Our mindset is almost always the default. Is your glass half empty or half full? Do you see a challenge as an opportunity to succeed or another for you to fail? Do you wake up feeling burdened by all that you’re trying to achieve for the day, or excited by the opportunities that exist? Do you attribute other’s success to their innate characteristics (“it’s in their genes”) that are beyond your control and out of your reach? This is how we view the world. The best piece of advice I have had recently is that I need to change the Youtube clip that is running in my head telling me that I can’t do it. My thoughts determined my actions, and my actions determined the outcomes. Once I realised this then anything is possible. If you’re anything like me, the Youtube clip related to my ability to run on trails has been on replay for 20 years since I tried to keep up with Rebecca and Rachel in the relatively easy trails of Ross Creek; in other, more important areas of my life there is a version of that Youtube clip related to an offhand comment that has stayed with me and informs my thoughts and actions today. It’s only now that I am realising this and ultimately how powerful these instances are at determining how we feel and what we do. A lot of people I talk to about diet, health, weight loss or exercise have their version of the clip. They’ve always believed they are fat because their mother told them so; they don’t recognise their talent at a particular skill they have because someone else was always praised over and above them; they don’t believe they can lose weight because past history shows they’ve never succeeded before (and it’s their fault).
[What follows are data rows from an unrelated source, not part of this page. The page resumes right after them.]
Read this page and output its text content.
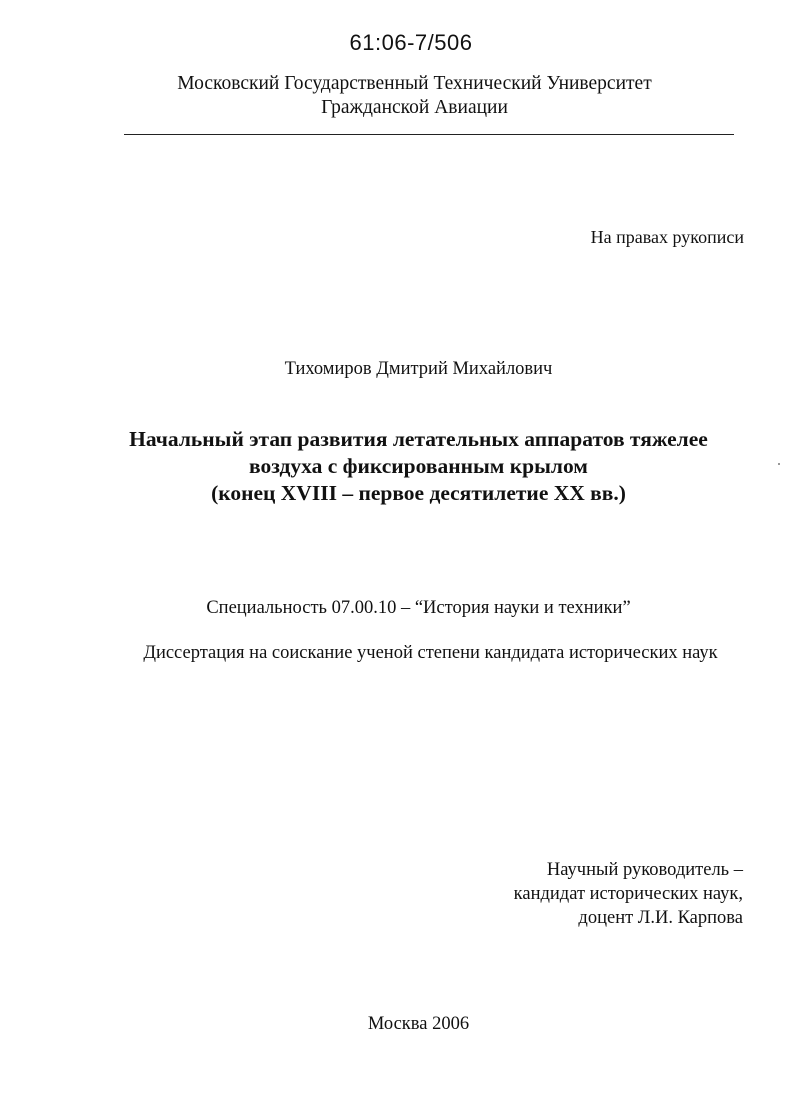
61:06-7/506
Московский Государственный Технический Университет
Гражданской Авиации
На правах рукописи
Тихомиров Дмитрий Михайлович
Начальный этап развития летательных аппаратов тяжелее
воздуха с фиксированным крылом
(конец XVIII – первое десятилетие XX вв.)
Специальность 07.00.10 – “История науки и техники”
Диссертация на соискание ученой степени кандидата исторических наук
Научный руководитель –
кандидат исторических наук,
доцент Л.И. Карпова
Москва 2006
Being aware that this is a mindset that can be changed over time is the first and most important step to becoming who you want to be. For those people who are at the cusp of making a change in their life then this will remove the roadblock they might not even realize is there. But if they begin to believe it is possible, then this will pave the way for the next step. It might be a small shuffle, or it might be a giant leap; regardless of the size, it will be in the right direction. For me, in this particular moment on that trail in the last section of the race, I realised I had to quickly adopt a different thought pattern to successfully negotiate the trail and not come at it from a place of fear but from a place of confidence. I started repeating in my head that I was “fit, fast, healthy, strong” and that “this was my terrain.” I noticed an immediate shift in my mindset by repeating these statements over and over – but more importantly I felt lighter on my feet and more confident in my footing. While this hasn’t magically transformed me into a trail running mountain goat, this illustrated to me just how powerful my mindset was at determining my confidence on the trail and my subsequent enjoyment of the overall event. Your thoughts determine your actions. Your actions determine the outcome. Is it time you changed that Youtube clip?